4. PICK THE RIGHT PLANTS
One of the best ways to get flowers, trees and edibles to grow properly is to plant them in favorable growing conditions. In other words, grow the right plant in the right place.
Before planting, take the time to find out which plants thrive in your USDA growing zone, soil type, moisture requirements and garden space. Local Master Gardeners, independent garden centers and neighbors are good sources of plants for your area. You’ll save yourself a lot of headaches if you grow plants where they really want to grow.
Some vegetables, such as carrots, radishes and beets, grow best from seeds, and are more difficult to grow from transplants. See also our list of 10 easy flowers to grow from seed and 20 easy vegetables to grow from seed.
If you want to grow tomatoes, eggplants or peppers from seeds, start them indoors about 6 to 8 weeks before your last frost date. Allow the plants to gradually become accustomed to the outdoor growing conditions before planting them outside. If you’re in a hurry for tomatoes or peppers, start them from transplants that can be found at local garden centers.
5. BE A GOOD NEIGHBOUR
Always remember to garden in eco-friendly ways, such as reducing or eliminating chemicals that can kill bees, butterflies and birds. Instead, plant flowers that attract butterflies and other pollinators.

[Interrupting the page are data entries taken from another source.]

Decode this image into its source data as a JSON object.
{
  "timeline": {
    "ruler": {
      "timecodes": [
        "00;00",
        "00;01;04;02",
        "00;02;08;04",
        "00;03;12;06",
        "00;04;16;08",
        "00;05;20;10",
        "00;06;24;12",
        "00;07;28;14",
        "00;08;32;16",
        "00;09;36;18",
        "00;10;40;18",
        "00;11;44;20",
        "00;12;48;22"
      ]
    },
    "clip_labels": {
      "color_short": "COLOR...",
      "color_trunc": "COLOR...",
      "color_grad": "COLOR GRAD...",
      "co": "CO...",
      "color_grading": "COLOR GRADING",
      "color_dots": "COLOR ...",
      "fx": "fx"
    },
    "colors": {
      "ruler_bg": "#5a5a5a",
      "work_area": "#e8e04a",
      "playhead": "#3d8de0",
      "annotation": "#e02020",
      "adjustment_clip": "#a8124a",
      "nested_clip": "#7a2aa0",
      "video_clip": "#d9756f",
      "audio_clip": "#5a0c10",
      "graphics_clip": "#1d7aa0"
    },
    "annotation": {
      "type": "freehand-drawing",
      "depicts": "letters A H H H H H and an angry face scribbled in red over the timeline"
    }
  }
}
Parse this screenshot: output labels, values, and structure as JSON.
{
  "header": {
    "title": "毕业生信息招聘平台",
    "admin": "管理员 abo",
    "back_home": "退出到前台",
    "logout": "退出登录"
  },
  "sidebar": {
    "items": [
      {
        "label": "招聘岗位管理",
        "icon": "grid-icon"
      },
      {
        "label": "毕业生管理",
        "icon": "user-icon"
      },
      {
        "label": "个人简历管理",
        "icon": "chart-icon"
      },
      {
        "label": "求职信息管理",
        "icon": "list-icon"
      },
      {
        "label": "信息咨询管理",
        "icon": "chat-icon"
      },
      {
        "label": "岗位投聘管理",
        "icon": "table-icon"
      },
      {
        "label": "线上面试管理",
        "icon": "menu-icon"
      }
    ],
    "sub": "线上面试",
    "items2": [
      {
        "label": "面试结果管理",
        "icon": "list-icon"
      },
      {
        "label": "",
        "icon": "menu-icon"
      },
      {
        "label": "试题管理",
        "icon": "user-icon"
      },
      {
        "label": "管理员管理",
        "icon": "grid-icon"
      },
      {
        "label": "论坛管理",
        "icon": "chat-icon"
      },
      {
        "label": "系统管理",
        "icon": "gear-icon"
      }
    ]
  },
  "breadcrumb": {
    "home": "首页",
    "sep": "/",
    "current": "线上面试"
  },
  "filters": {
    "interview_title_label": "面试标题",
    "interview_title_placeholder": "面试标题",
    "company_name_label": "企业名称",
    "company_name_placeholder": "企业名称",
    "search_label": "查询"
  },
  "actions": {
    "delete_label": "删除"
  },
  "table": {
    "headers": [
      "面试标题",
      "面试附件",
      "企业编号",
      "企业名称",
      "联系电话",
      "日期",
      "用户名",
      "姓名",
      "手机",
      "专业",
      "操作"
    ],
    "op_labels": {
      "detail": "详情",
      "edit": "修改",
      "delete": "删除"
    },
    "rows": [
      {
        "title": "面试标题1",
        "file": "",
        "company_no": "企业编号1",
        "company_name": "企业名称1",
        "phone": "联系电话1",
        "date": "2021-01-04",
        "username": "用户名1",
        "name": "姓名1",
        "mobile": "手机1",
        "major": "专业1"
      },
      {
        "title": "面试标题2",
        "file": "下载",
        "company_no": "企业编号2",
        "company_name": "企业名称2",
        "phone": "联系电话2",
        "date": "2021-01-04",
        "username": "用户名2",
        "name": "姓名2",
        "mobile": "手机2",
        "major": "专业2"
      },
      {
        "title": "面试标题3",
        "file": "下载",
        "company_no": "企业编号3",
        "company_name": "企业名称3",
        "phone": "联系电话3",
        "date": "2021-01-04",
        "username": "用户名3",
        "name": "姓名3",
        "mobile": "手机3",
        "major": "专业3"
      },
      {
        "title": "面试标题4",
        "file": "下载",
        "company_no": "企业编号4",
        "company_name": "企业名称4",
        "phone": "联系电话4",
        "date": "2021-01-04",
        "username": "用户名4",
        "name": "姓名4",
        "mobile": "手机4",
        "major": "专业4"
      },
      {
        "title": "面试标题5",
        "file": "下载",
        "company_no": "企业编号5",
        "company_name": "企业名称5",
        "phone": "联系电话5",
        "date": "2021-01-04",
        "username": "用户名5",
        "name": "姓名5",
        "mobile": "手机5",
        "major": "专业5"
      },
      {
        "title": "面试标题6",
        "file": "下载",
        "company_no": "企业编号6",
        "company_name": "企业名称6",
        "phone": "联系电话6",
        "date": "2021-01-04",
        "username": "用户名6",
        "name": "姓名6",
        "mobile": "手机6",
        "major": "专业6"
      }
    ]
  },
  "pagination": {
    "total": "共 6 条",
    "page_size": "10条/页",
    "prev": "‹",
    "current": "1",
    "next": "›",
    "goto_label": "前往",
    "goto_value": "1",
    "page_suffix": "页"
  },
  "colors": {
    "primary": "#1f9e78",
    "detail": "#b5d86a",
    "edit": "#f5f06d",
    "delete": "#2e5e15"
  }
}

Avoid growing invasive plants, which might escape from your garden into nearby open fields or your neighbors’ yards.
In essence, try to garden in a way that works well with Mother Nature and don’t leave problem plants that will cause issues in the future.
Remember, we all began as novices once, and these five basic tips for starting a garden remain important even if you’ve been planting for ages.